Stunned scientists have found the fossilised remains of the world's greatest snake -- a record-busting serpent that was as long as a bus and snacked on crocodiles.
The boa-like behemoth ruled the tropical rainforests of what is now Colombia some 60 million years ago, at a time when the world was far hotter than now, they report in a study released on Wednesday.
The size of the snake's vertebrae suggest the beast weighed some 1.135 tonnes, in a range of 730 kilos (1,600 pounds) to 2.03 tonnes.
And it measured 13 metres (42.7 feet) from nose to tail, in a range of 10.64-15 metres (34.6-48.75 feet), they estimate.
"Truly enormous snakes really spark people's imagination, but reality has exceeded the fantasies of Hollywood," said Jonathan Block, a vertebrate palaeontologist at the University of Florida, who co-led the work.
"The snake that tried to eat Jennifer Lopez in the movie 'Anaconda' is not as big as the one we found."
"At its greatest width, the snake would have come up to about your hips," said David Polly, a geologist at the University of Indiana at Bloomington.
The investigators found the remains of the new species at an unlikely location -- at one of the world's biggest open-cast coalmines, in Cerrejon, Colombia, where giant machines had obligingly gnawed away surface layers of dirt.
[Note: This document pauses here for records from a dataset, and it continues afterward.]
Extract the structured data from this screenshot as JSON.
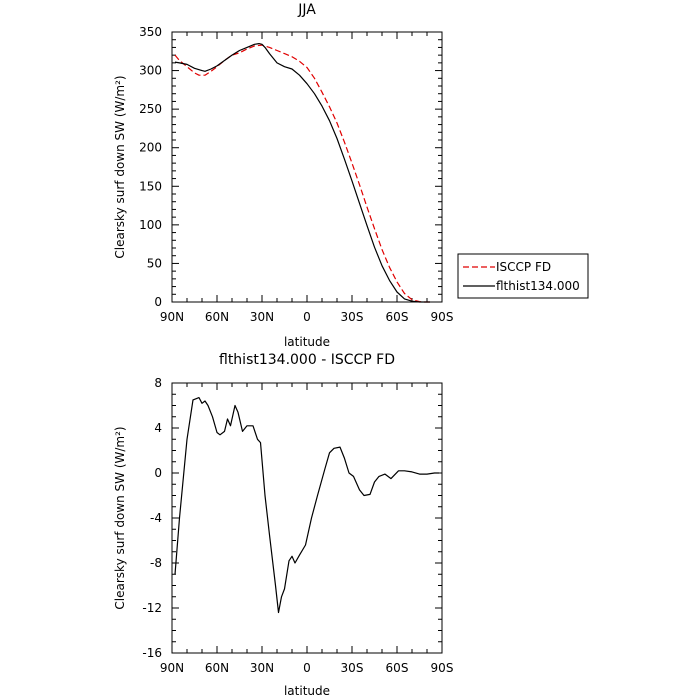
{
  "chart_data": [
    {
      "type": "line",
      "title": "JJA",
      "xlabel": "latitude",
      "ylabel": "Clearsky surf down SW (W/m²)",
      "xlim": [
        90,
        -90
      ],
      "ylim": [
        0,
        350
      ],
      "x_ticks": [
        "90N",
        "60N",
        "30N",
        "0",
        "30S",
        "60S",
        "90S"
      ],
      "y_ticks": [
        "0",
        "50",
        "100",
        "150",
        "200",
        "250",
        "300",
        "350"
      ],
      "grid": false,
      "legend_placement": "outside-right",
      "series": [
        {
          "name": "ISCCP FD",
          "color": "#e00000",
          "dash": "dashed",
          "x": [
            88,
            85,
            80,
            75,
            72,
            68,
            64,
            60,
            55,
            50,
            45,
            40,
            35,
            30,
            25,
            20,
            15,
            10,
            5,
            0,
            -5,
            -10,
            -15,
            -20,
            -25,
            -30,
            -35,
            -40,
            -45,
            -50,
            -55,
            -60,
            -65,
            -70,
            -75,
            -78,
            -80,
            -82
          ],
          "y": [
            320,
            313,
            305,
            297,
            294,
            294,
            299,
            305,
            313,
            320,
            323,
            328,
            332,
            333,
            330,
            326,
            322,
            318,
            312,
            304,
            290,
            272,
            253,
            232,
            207,
            180,
            152,
            123,
            95,
            68,
            45,
            26,
            11,
            3,
            0.5,
            0,
            0,
            0
          ]
        },
        {
          "name": "flthist134.000",
          "color": "#000000",
          "dash": "solid",
          "x": [
            88,
            85,
            80,
            75,
            70,
            68,
            64,
            60,
            55,
            50,
            45,
            40,
            35,
            32,
            30,
            28,
            25,
            20,
            15,
            10,
            5,
            0,
            -5,
            -10,
            -15,
            -20,
            -25,
            -30,
            -35,
            -40,
            -45,
            -50,
            -55,
            -60,
            -65,
            -70,
            -75,
            -78,
            -80,
            -82
          ],
          "y": [
            311,
            310,
            308,
            303,
            300,
            299,
            302,
            306,
            313,
            320,
            326,
            330,
            334,
            335,
            334,
            330,
            322,
            310,
            305,
            302,
            294,
            283,
            270,
            254,
            235,
            212,
            185,
            157,
            128,
            99,
            71,
            47,
            28,
            13,
            4,
            1,
            0,
            0,
            0,
            0
          ]
        }
      ]
    },
    {
      "type": "line",
      "title": "flthist134.000 - ISCCP FD",
      "xlabel": "latitude",
      "ylabel": "Clearsky surf down SW (W/m²)",
      "xlim": [
        90,
        -90
      ],
      "ylim": [
        -16,
        8
      ],
      "x_ticks": [
        "90N",
        "60N",
        "30N",
        "0",
        "30S",
        "60S",
        "90S"
      ],
      "y_ticks": [
        "-16",
        "-12",
        "-8",
        "-4",
        "0",
        "4",
        "8"
      ],
      "grid": false,
      "series": [
        {
          "color": "#000000",
          "dash": "solid",
          "x": [
            88,
            85,
            80,
            76,
            72,
            70,
            68,
            66,
            63,
            60,
            58,
            55,
            53,
            51,
            48,
            46,
            43,
            40,
            36,
            33,
            31,
            28,
            25,
            21,
            19,
            17,
            15,
            12,
            10,
            8,
            5,
            1,
            -3,
            -7,
            -12,
            -15,
            -18,
            -22,
            -25,
            -28,
            -31,
            -35,
            -38,
            -42,
            -45,
            -48,
            -52,
            -56,
            -61,
            -65,
            -70,
            -75,
            -80,
            -85,
            -88
          ],
          "y": [
            -9,
            -4,
            3,
            6.5,
            6.7,
            6.2,
            6.4,
            6,
            5,
            3.6,
            3.4,
            3.7,
            4.8,
            4.2,
            6,
            5.4,
            3.7,
            4.2,
            4.2,
            3,
            2.7,
            -2,
            -5.5,
            -10,
            -12.4,
            -11,
            -10.3,
            -7.8,
            -7.4,
            -8,
            -7.3,
            -6.4,
            -4,
            -2,
            0.4,
            1.8,
            2.2,
            2.3,
            1.3,
            0,
            -0.3,
            -1.5,
            -2,
            -1.9,
            -0.8,
            -0.3,
            -0.1,
            -0.5,
            0.2,
            0.2,
            0.1,
            -0.1,
            -0.1,
            0,
            0
          ]
        }
      ]
    }
  ]
}
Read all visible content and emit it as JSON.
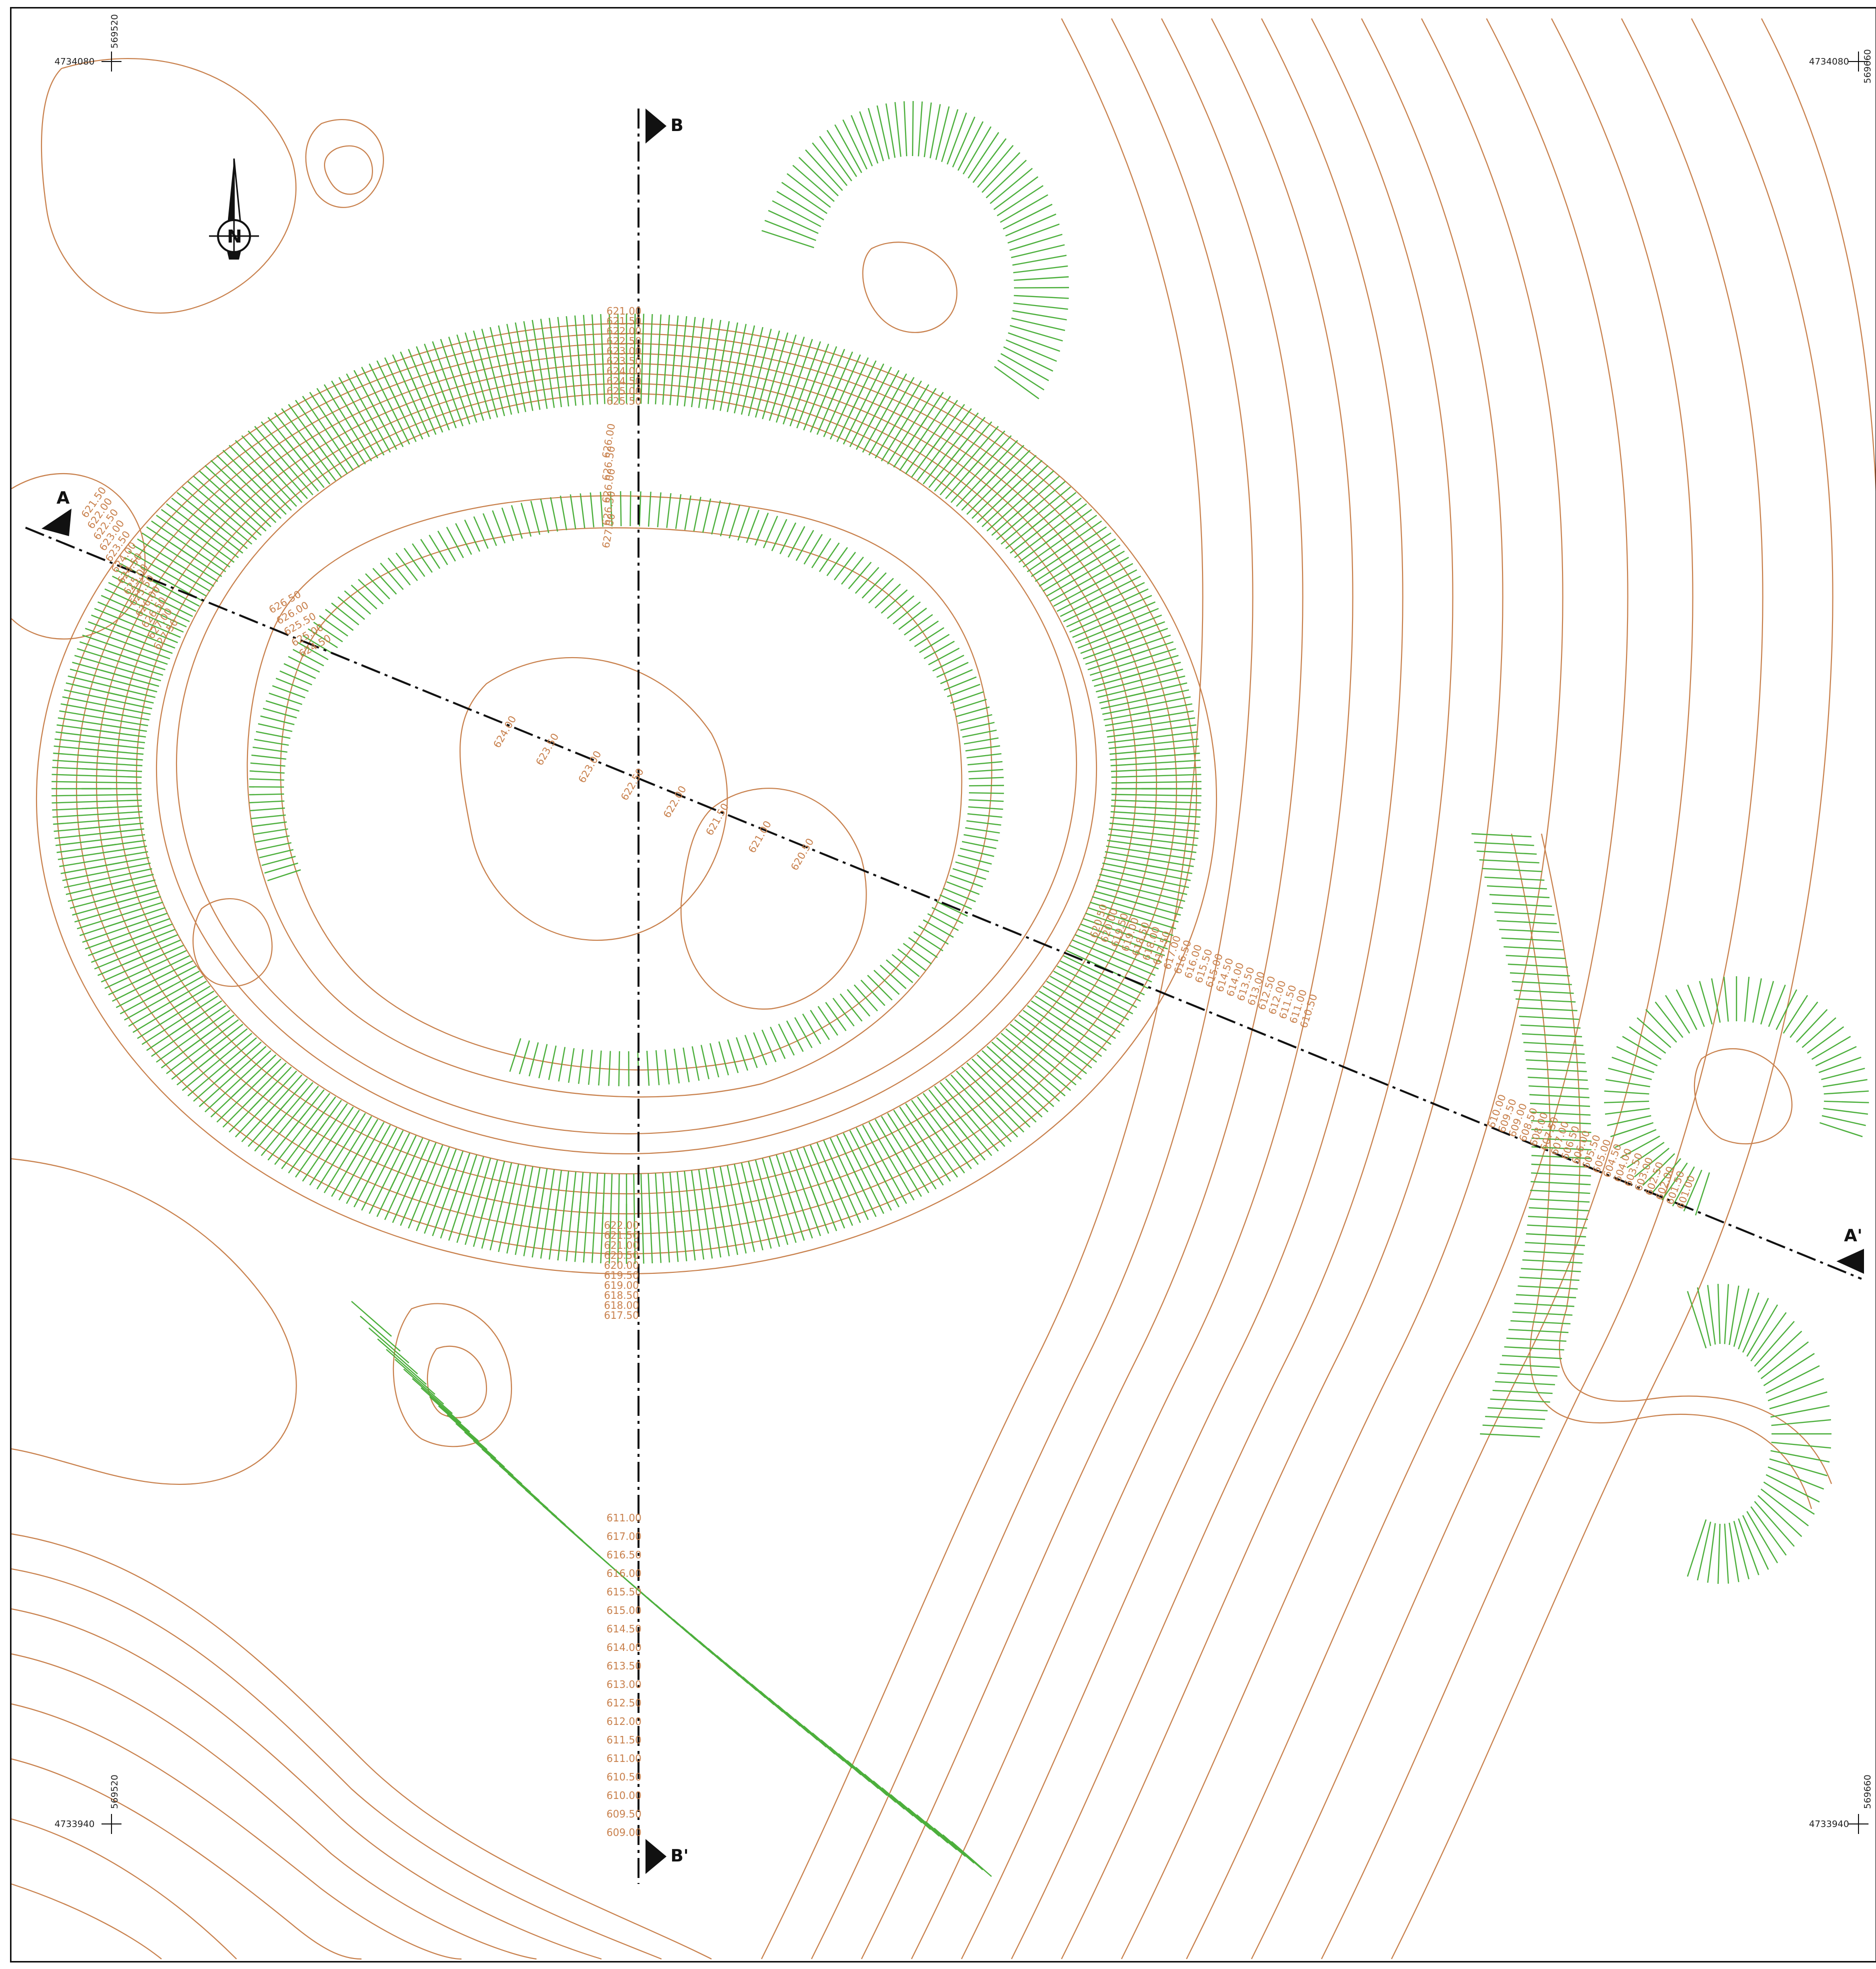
{
  "map": {
    "north_label": "N",
    "coords": {
      "tl_y": "4734080",
      "tl_x": "569520",
      "tr_y": "4734080",
      "tr_x": "569660",
      "bl_y": "4733940",
      "bl_x": "569520",
      "br_y": "4733940",
      "br_x": "569660"
    },
    "sections": {
      "a": "A",
      "a_prime": "A'",
      "b": "B",
      "b_prime": "B'"
    },
    "colors": {
      "contour": "#c8804c",
      "hachure": "#4caf3c",
      "line": "#111111"
    },
    "elevation_labels": {
      "top_stack": [
        "621.00",
        "621.50",
        "622.00",
        "622.50",
        "623.00",
        "623.50",
        "624.00",
        "624.50",
        "625.00",
        "625.50"
      ],
      "inner_n": [
        "626.00",
        "626.50",
        "626.00",
        "626.50",
        "627.00"
      ],
      "west_stack": [
        "621.50",
        "622.00",
        "622.50",
        "623.00",
        "623.50",
        "624.00",
        "624.50",
        "625.00",
        "625.50",
        "626.00",
        "626.50",
        "627.00",
        "627.50"
      ],
      "inner_w": [
        "626.50",
        "626.00",
        "625.50",
        "625.00",
        "624.50"
      ],
      "section_a": [
        "624.00",
        "623.50",
        "623.00",
        "622.50",
        "622.00",
        "621.50",
        "621.00",
        "620.50"
      ],
      "east_stack": [
        "620.50",
        "620.00",
        "619.50",
        "619.00",
        "618.50",
        "618.00",
        "617.50",
        "617.00",
        "616.50",
        "616.00",
        "615.50",
        "615.00",
        "614.50",
        "614.00",
        "613.50",
        "613.00",
        "612.50",
        "612.00",
        "611.50",
        "611.00",
        "610.50"
      ],
      "far_east": [
        "610.00",
        "609.50",
        "609.00",
        "608.50",
        "608.00",
        "607.50",
        "607.00",
        "606.50",
        "606.00",
        "605.50",
        "605.00",
        "604.50",
        "604.00",
        "603.50",
        "603.00",
        "602.50",
        "602.00",
        "601.50",
        "601.00"
      ],
      "south_stack": [
        "622.00",
        "621.50",
        "621.00",
        "620.50",
        "620.00",
        "619.50",
        "619.00",
        "618.50",
        "618.00",
        "617.50"
      ],
      "south_col": [
        "611.00",
        "617.00",
        "616.50",
        "616.00",
        "615.50",
        "615.00",
        "614.50",
        "614.00",
        "613.50",
        "613.00",
        "612.50",
        "612.00",
        "611.50",
        "611.00",
        "610.50",
        "610.00",
        "609.50",
        "609.00"
      ]
    }
  }
}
Working as huge coal-laden trucks thundered by, the team sifted through the earth, laying bare the remains of supersized snakes and their likely prey -- extinct species of crocodiles and giant turtles -- and evidence that a massive rainforest once covered the ground.
"The giant Colombian snake is a truly exciting discovery. For years, herpetologists have argued about just how big snakes can get, with debatable estimates of the max somewhere less than 40 feet" (12.3 metres), said leading snake expert Harry Greene of Cornell University, New York.
Titanoboa cerrejonensis -- whose Latin name honours the coal mine -- is not only a source of jaw-dropping wonder.
It is also a useful indicator as to the world's climate after the dinosaurs were wiped out some 65 million years ago, the team say.
Unlike mammals, reptiles cannot regulate their own temperature.
As a result, they are limited in body size by the ambient temperature of where they live. For example, reptiles today are bigger in the tropics than they are in cooler latitudes.
Based on T. cerrejonensis, the scientists calculate that the mean annual temperature in equatorial South America 60 million years ago would have been 30-34 degrees Celsius, or 86-93 degrees Fahrenheit.
That makes it around 3-4 C (5.5-7.2 F) hotter than tropical rainforests today.
If so, this is a welcome piece of news about climate change.
Simulations about global warming suggest that, on present trends, the world's surface temperatures could rise by between 1.8-4.0 C (3.2-7.2 F) by 2100.
If the supersnakes are a guide, tropical rain forests could still exist at such temperatures, although a fast, massive rise in warming could well be devastating to many species.
The paper is published by the British-based weekly science journal Nature.
The world's longest snake today is the Asian reticulated python, specimens of which can grow around 10 metres (32.5 feet), and the biggest in terms of mass is the green anaconda, with some specimens weighing 227 kilos (550 pounds).